There are several ways that call centers can increase revenue.
• Leaner statistics. Shorter call handle times mean more calls are getting answered. More completed calls are generally better for the profit line. As a result, call center employees are incented to reduce the amount of time they spend on the phone with you; the more complex your issue the less interested they are in helping you. It is more fiscally responsible for call center employees to handle the next customer in line then it is to resolve their current customer’s reason for calling.
• Reduce overhead. Computers are expensive to fix and replace. Most call centers operate on equipment that would’ve been cutting edge a decade ago, using outdated software that can barely keep up with today’s technology, and equipment is constantly breaking. If you call anyone in customer service and they apologize because their computers are “updating” that means something is broken. None of this would be a challenge if IT departments were fully staffed. Unfortunately IT support is also an expense. Telecom, tier 1 and tier 2 support, desktop and software support, programming - call centers everywhere are intentionally short staffed in their information technology departments.
• Eliminate non-essential staff. Who is non-essential in call centers? Everyone who doesn’t take a phone call. Trainers, human resources, quality assurance, janitors, receptionists. These roles are pure expense to call centers and nothing they do makes the business money. These days, call centers operate with a skeleton crew everywhere except the call center floor.
• Remote hiring. One of the benefits of the Covid pandemic was the growth in work from home availability. Unfortunately, not everyone is good at working from home. Productivity is often lower for remote employees compared to those working on site. Supervision and accountability is also more difficult when employees are not working in the office.
• Skimp on education. It costs money to train people. Less time spent in new hire training means it’s less expense to hire new employees. Companies are interested in getting butts in seats faster even if that means employees are less prepared to handle calls, less knowledgeable, and more prone to making mistakes.
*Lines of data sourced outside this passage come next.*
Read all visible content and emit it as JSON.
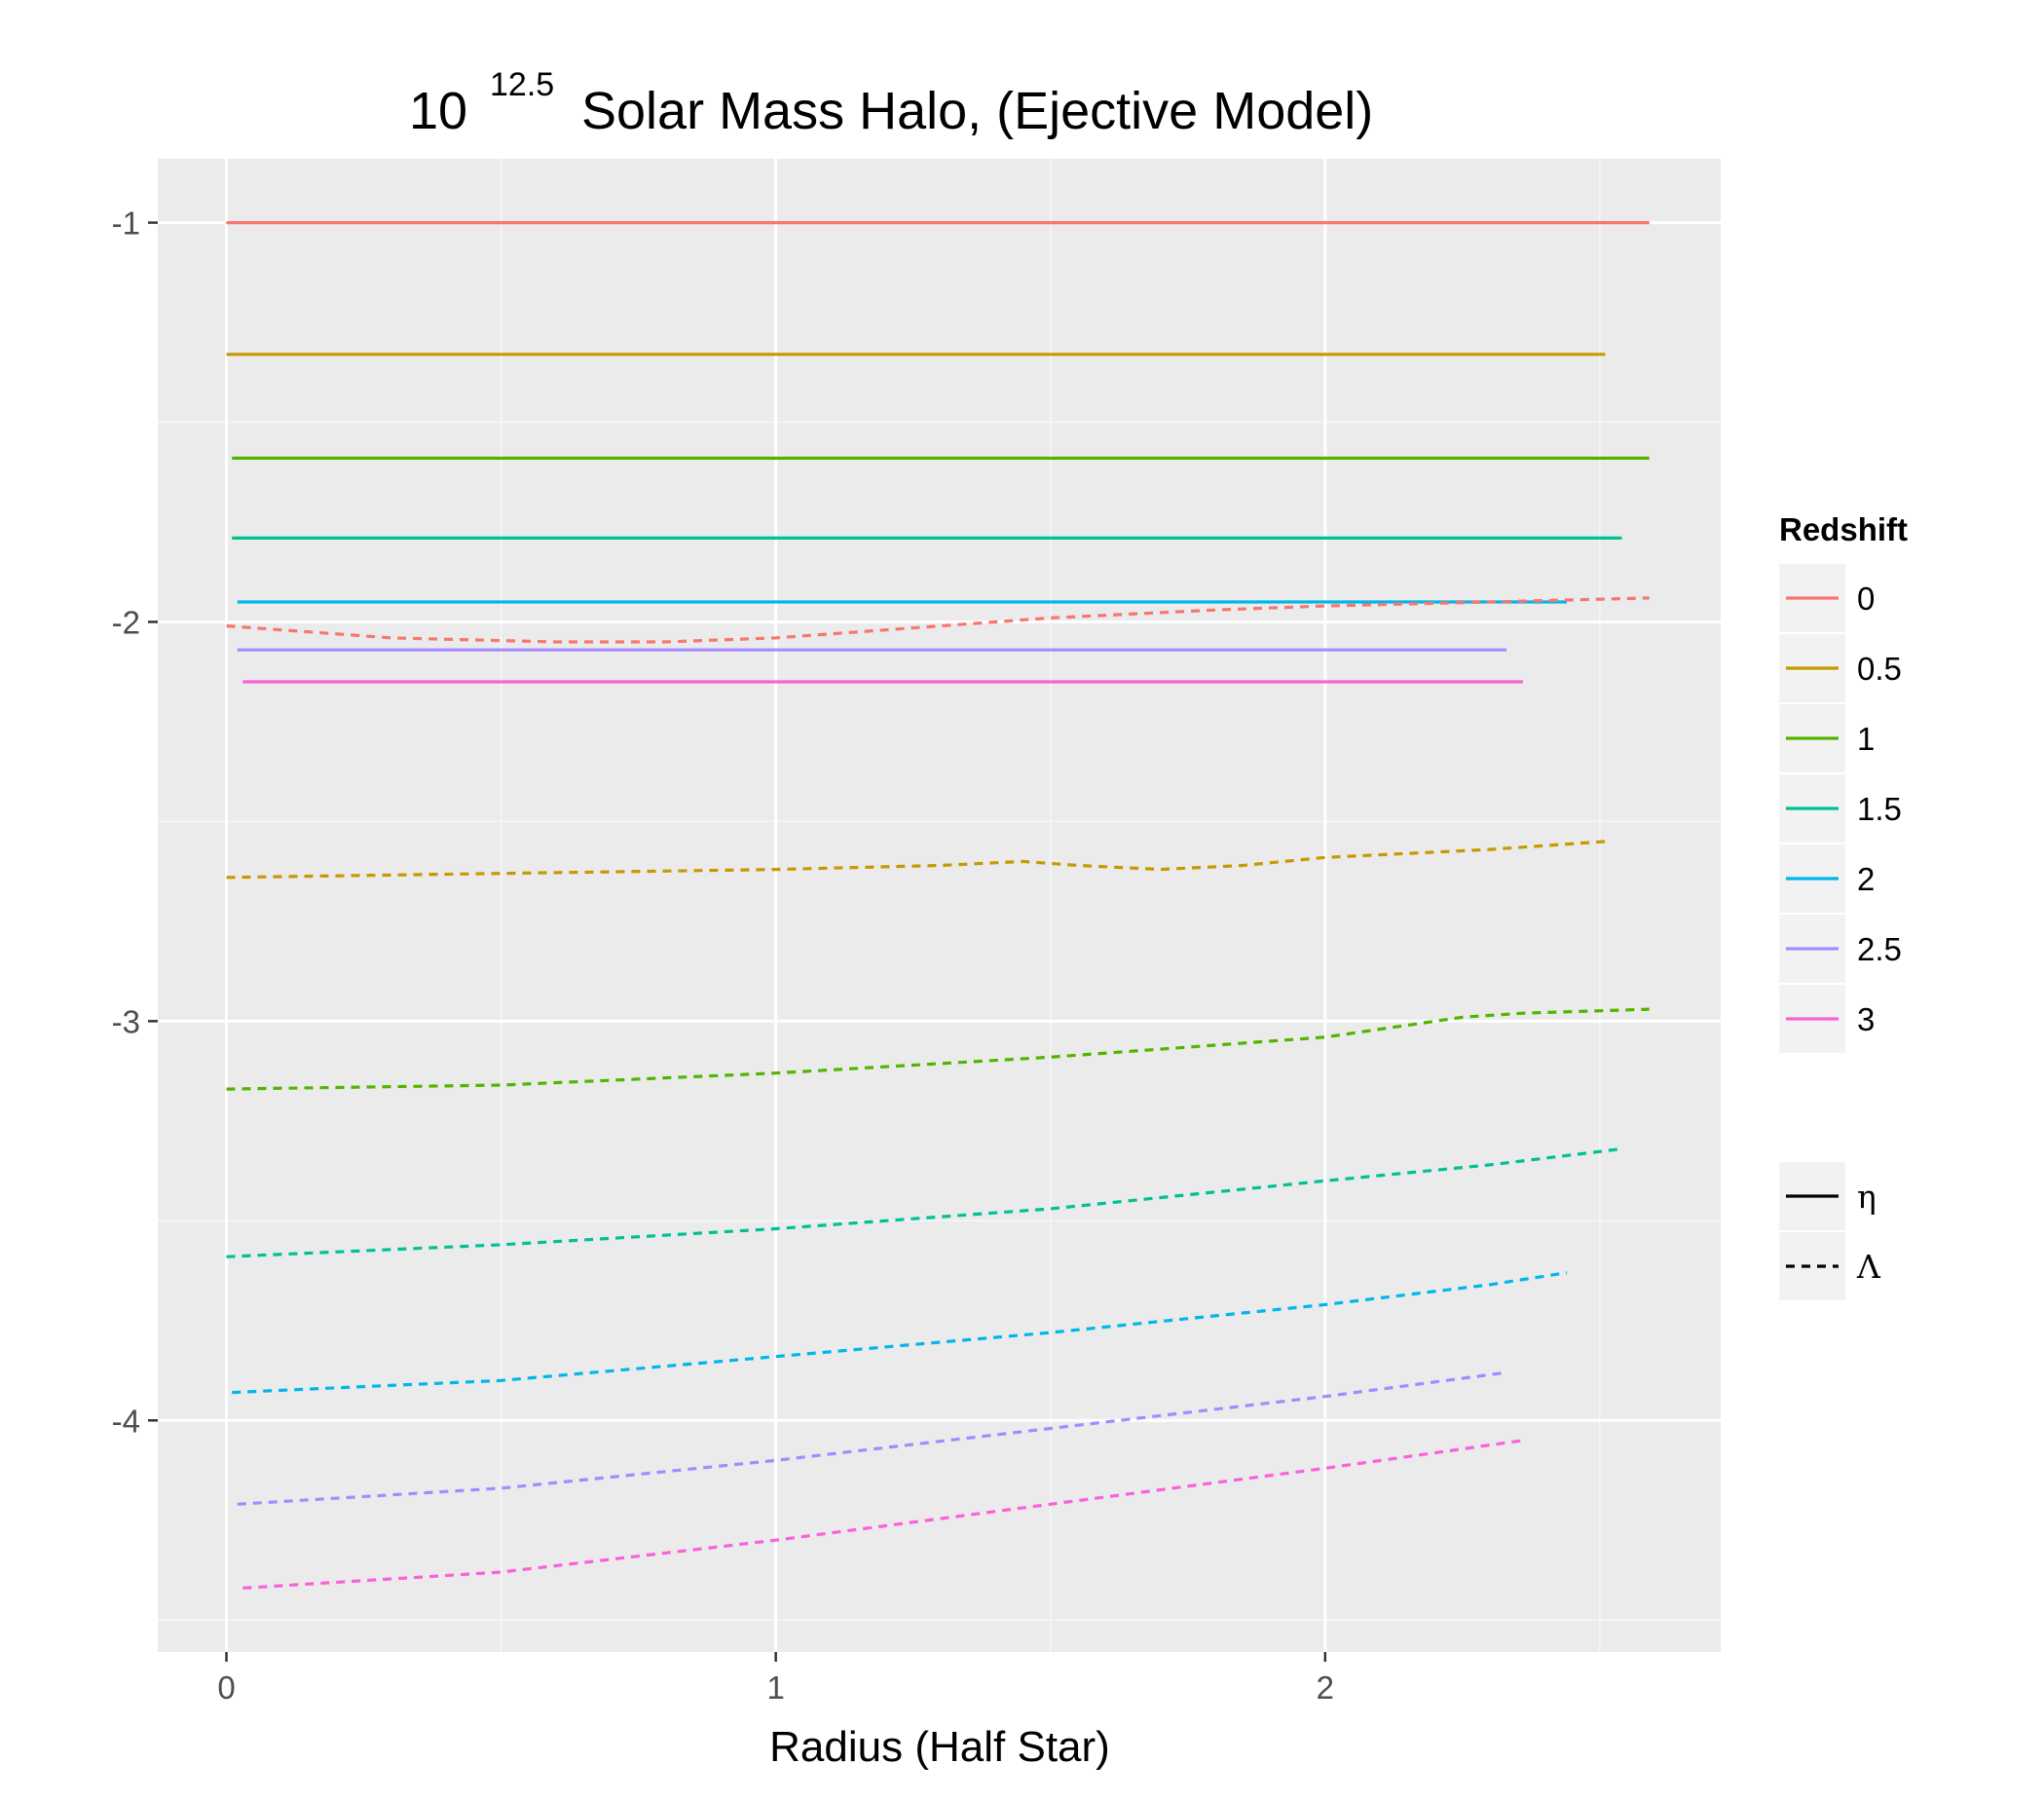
{
  "chart_data": {
    "type": "line",
    "title": {
      "base": "10",
      "superscript": "12.5",
      "text": "Solar Mass Halo, (Ejective Model)"
    },
    "xlabel": "Radius (Half Star)",
    "ylabel": "",
    "xlim": [
      -0.125,
      2.72
    ],
    "ylim": [
      -4.58,
      -0.84
    ],
    "x_ticks": [
      0,
      1,
      2
    ],
    "x_tick_labels": [
      "0",
      "1",
      "2"
    ],
    "x_minor_ticks": [
      0.5,
      1.5,
      2.5
    ],
    "y_ticks": [
      -1,
      -2,
      -3,
      -4
    ],
    "y_tick_labels": [
      "-1",
      "-2",
      "-3",
      "-4"
    ],
    "y_minor_ticks": [
      -1.5,
      -2.5,
      -3.5,
      -4.5
    ],
    "grid": true,
    "legend_colour": {
      "title": "Redshift",
      "position": "right",
      "entries": [
        {
          "label": "0",
          "color": "#F8766D"
        },
        {
          "label": "0.5",
          "color": "#C49A00"
        },
        {
          "label": "1",
          "color": "#53B400"
        },
        {
          "label": "1.5",
          "color": "#00C094"
        },
        {
          "label": "2",
          "color": "#00B6EB"
        },
        {
          "label": "2.5",
          "color": "#A58AFF"
        },
        {
          "label": "3",
          "color": "#FB61D7"
        }
      ]
    },
    "legend_linetype": {
      "position": "right",
      "entries": [
        {
          "label": "η",
          "linetype": "solid"
        },
        {
          "label": "Λ",
          "linetype": "dotted"
        }
      ]
    },
    "series": [
      {
        "name": "0",
        "linetype": "solid",
        "color": "#F8766D",
        "x": [
          0.0,
          2.59
        ],
        "y": [
          -1.0,
          -1.0
        ]
      },
      {
        "name": "0.5",
        "linetype": "solid",
        "color": "#C49A00",
        "x": [
          0.0,
          2.51
        ],
        "y": [
          -1.33,
          -1.33
        ]
      },
      {
        "name": "1",
        "linetype": "solid",
        "color": "#53B400",
        "x": [
          0.01,
          2.59
        ],
        "y": [
          -1.59,
          -1.59
        ]
      },
      {
        "name": "1.5",
        "linetype": "solid",
        "color": "#00C094",
        "x": [
          0.01,
          2.54
        ],
        "y": [
          -1.79,
          -1.79
        ]
      },
      {
        "name": "2",
        "linetype": "solid",
        "color": "#00B6EB",
        "x": [
          0.02,
          2.44
        ],
        "y": [
          -1.95,
          -1.95
        ]
      },
      {
        "name": "2.5",
        "linetype": "solid",
        "color": "#A58AFF",
        "x": [
          0.02,
          2.33
        ],
        "y": [
          -2.07,
          -2.07
        ]
      },
      {
        "name": "3",
        "linetype": "solid",
        "color": "#FB61D7",
        "x": [
          0.03,
          2.36
        ],
        "y": [
          -2.15,
          -2.15
        ]
      },
      {
        "name": "0",
        "linetype": "dotted",
        "color": "#F8766D",
        "x": [
          0.0,
          0.3,
          0.6,
          0.8,
          1.0,
          1.2,
          1.5,
          1.8,
          2.0,
          2.3,
          2.59
        ],
        "y": [
          -2.01,
          -2.04,
          -2.05,
          -2.05,
          -2.04,
          -2.02,
          -1.99,
          -1.97,
          -1.96,
          -1.95,
          -1.94
        ]
      },
      {
        "name": "0.5",
        "linetype": "dotted",
        "color": "#C49A00",
        "x": [
          0.0,
          0.5,
          1.0,
          1.3,
          1.45,
          1.55,
          1.7,
          1.85,
          2.0,
          2.3,
          2.51
        ],
        "y": [
          -2.64,
          -2.63,
          -2.62,
          -2.61,
          -2.6,
          -2.61,
          -2.62,
          -2.61,
          -2.59,
          -2.57,
          -2.55
        ]
      },
      {
        "name": "1",
        "linetype": "dotted",
        "color": "#53B400",
        "x": [
          0.0,
          0.5,
          1.0,
          1.5,
          2.0,
          2.25,
          2.36,
          2.59
        ],
        "y": [
          -3.17,
          -3.16,
          -3.13,
          -3.09,
          -3.04,
          -2.99,
          -2.98,
          -2.97
        ]
      },
      {
        "name": "1.5",
        "linetype": "dotted",
        "color": "#00C094",
        "x": [
          0.0,
          0.5,
          1.0,
          1.5,
          2.0,
          2.3,
          2.54
        ],
        "y": [
          -3.59,
          -3.56,
          -3.52,
          -3.47,
          -3.4,
          -3.36,
          -3.32
        ]
      },
      {
        "name": "2",
        "linetype": "dotted",
        "color": "#00B6EB",
        "x": [
          0.01,
          0.5,
          1.0,
          1.5,
          2.0,
          2.3,
          2.44
        ],
        "y": [
          -3.93,
          -3.9,
          -3.84,
          -3.78,
          -3.71,
          -3.66,
          -3.63
        ]
      },
      {
        "name": "2.5",
        "linetype": "dotted",
        "color": "#A58AFF",
        "x": [
          0.02,
          0.5,
          1.0,
          1.5,
          2.0,
          2.33
        ],
        "y": [
          -4.21,
          -4.17,
          -4.1,
          -4.02,
          -3.94,
          -3.88
        ]
      },
      {
        "name": "3",
        "linetype": "dotted",
        "color": "#FB61D7",
        "x": [
          0.03,
          0.5,
          1.0,
          1.5,
          2.0,
          2.36
        ],
        "y": [
          -4.42,
          -4.38,
          -4.3,
          -4.21,
          -4.12,
          -4.05
        ]
      }
    ]
  }
}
Take these considerations then add the stress of constant belittlement from both customers and managers, all for low wage compensation. Call centers don’t pay more than they have to. But they often pay enough to trap people. That’s the idea that you’re not qualified for a better paying job but if you did get a different job, you’d probably have to take a pay cut. Somehow, I got lucky and found a better job for better pay. My former colleague found similar luck at Walmart.
Sorry this tale didn’t include anything salacious. It was rude of me to tempt you with such possibilities. Maybe next time. Still there is a lesson to be learned, a moral of the story. If you’re looking for someone to care about your circumstances, call centers are the worst possible location to find that level of concern. I assure you - they most definitely do not care about you.